We can check our work by substituting in one of these shaded values in for x in our original inequality, so let's use negative 4. Substituting negative 4 for x into this inequality gives us the expression negative 8 times negative 4 minus negative 4 plus 1 is greater than or equal to negative 7 times negative 4 plus 3. Alright, let's do some simplification here. Negative 8 times negative 4 is 32 minus negative 4 plus 1 is negative 3, that's greater than or equal to negative 7 times negative 4 is 28, plus 3. And this subtracting a negative becomes a positive, so this becomes 32 plus 3 is greater than or equal to 28 plus 3. 32 plus 3 is 35 is greater than or equal to 28 plus 3 is 31. 35 is greater than or equal to 31, that's a true statement, so we shaded the correct side of this value. Alright, let's look at another example.

This one reads, "Solve negative 8x is greater than negative 12 times the quantity one half x plus 2 plus 8 and graph the solution on a number line." So again, let's begin by distributing this coefficient negative 12 across both of these terms inside the parentheses. Doing that gives us negative 8x is greater than negative 12 times one half x is negative 6x and negative 12 times 2 is minus 24 plus 8. Alright, let's combine like terms.

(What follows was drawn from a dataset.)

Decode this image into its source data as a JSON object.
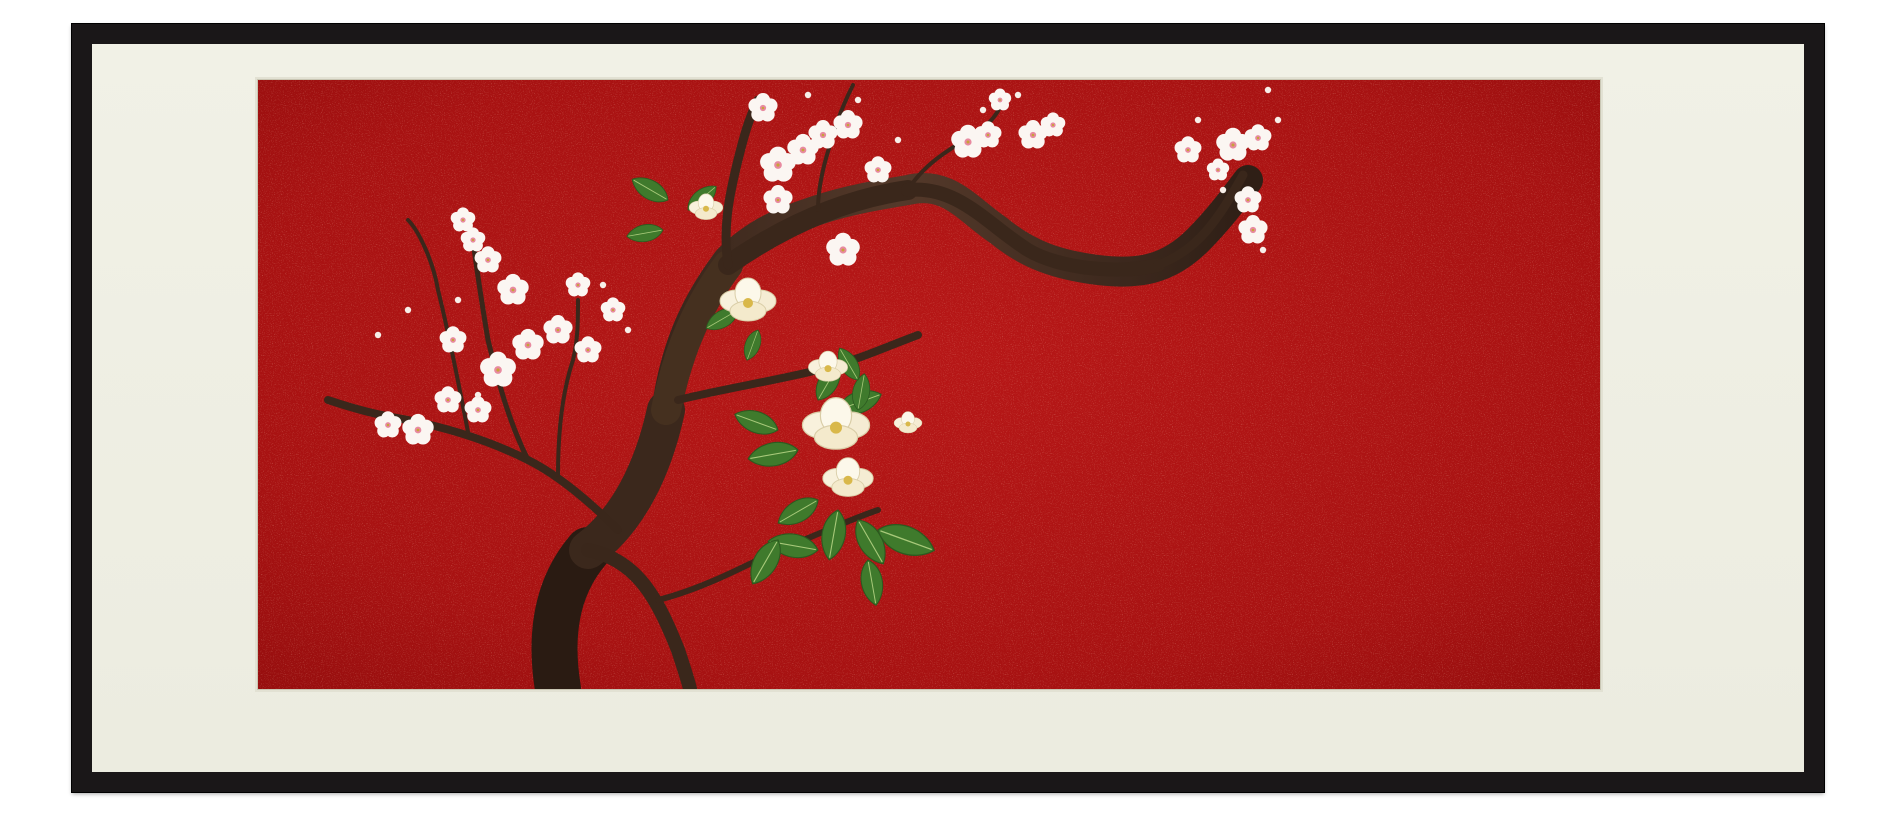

The only like terms we have are the 2 constant terms on the right-hand side of the inequality. So that gives us negative 8x is greater than negative 6x and negative 24 plus 8 is negative 16. Now let's move all the variable terms to the left-hand side of the inequality. We do that by adding 6x to both sides. Negative 8x plus 6x is negative 2x. That's greater than negative 6x minus 16 plus 6x is minus 16. Now we can finally isolate x by dividing both sides of the inequality by negative 2. Negative 2x divided by negative 2 is x. Because we're dividing by a negative number, we have to flip the direction of our inequality, so now it's less than. And negative 16 divided by negative 2 is 8, so x is less than 8. That is our solution to this inequality. Now let's shade this on the number line. We start by going to the value we solved for, and we're going to use an open circle this time, because 8 is not included in this strict inequality. So because the variable is on the left-hand side of this inequality, we're going to shade the direction the inequality points, and it points left, so we're into shade all points left of 8 on the number line like that. Now we can check our work by substituting a shaded value into our original inequality and verifying that it produces a true statement. So let's choose zero. Substituting zero in, we get negative 8 times 0 is greater than negative 12 times one half times 0 plus 2, all that plus 8. Alright, let's simplify this down. Negative 8 times 0 is just zero. That's greater than negative 12 times one half times 0 is 0 plus 2 is 2 plus 8. That is zero is greater than negative 12 times 2 is negative 24 plus 8, and that gives us zero is greater than negative 16, which is a true statement. So we shaded the correct side of 8.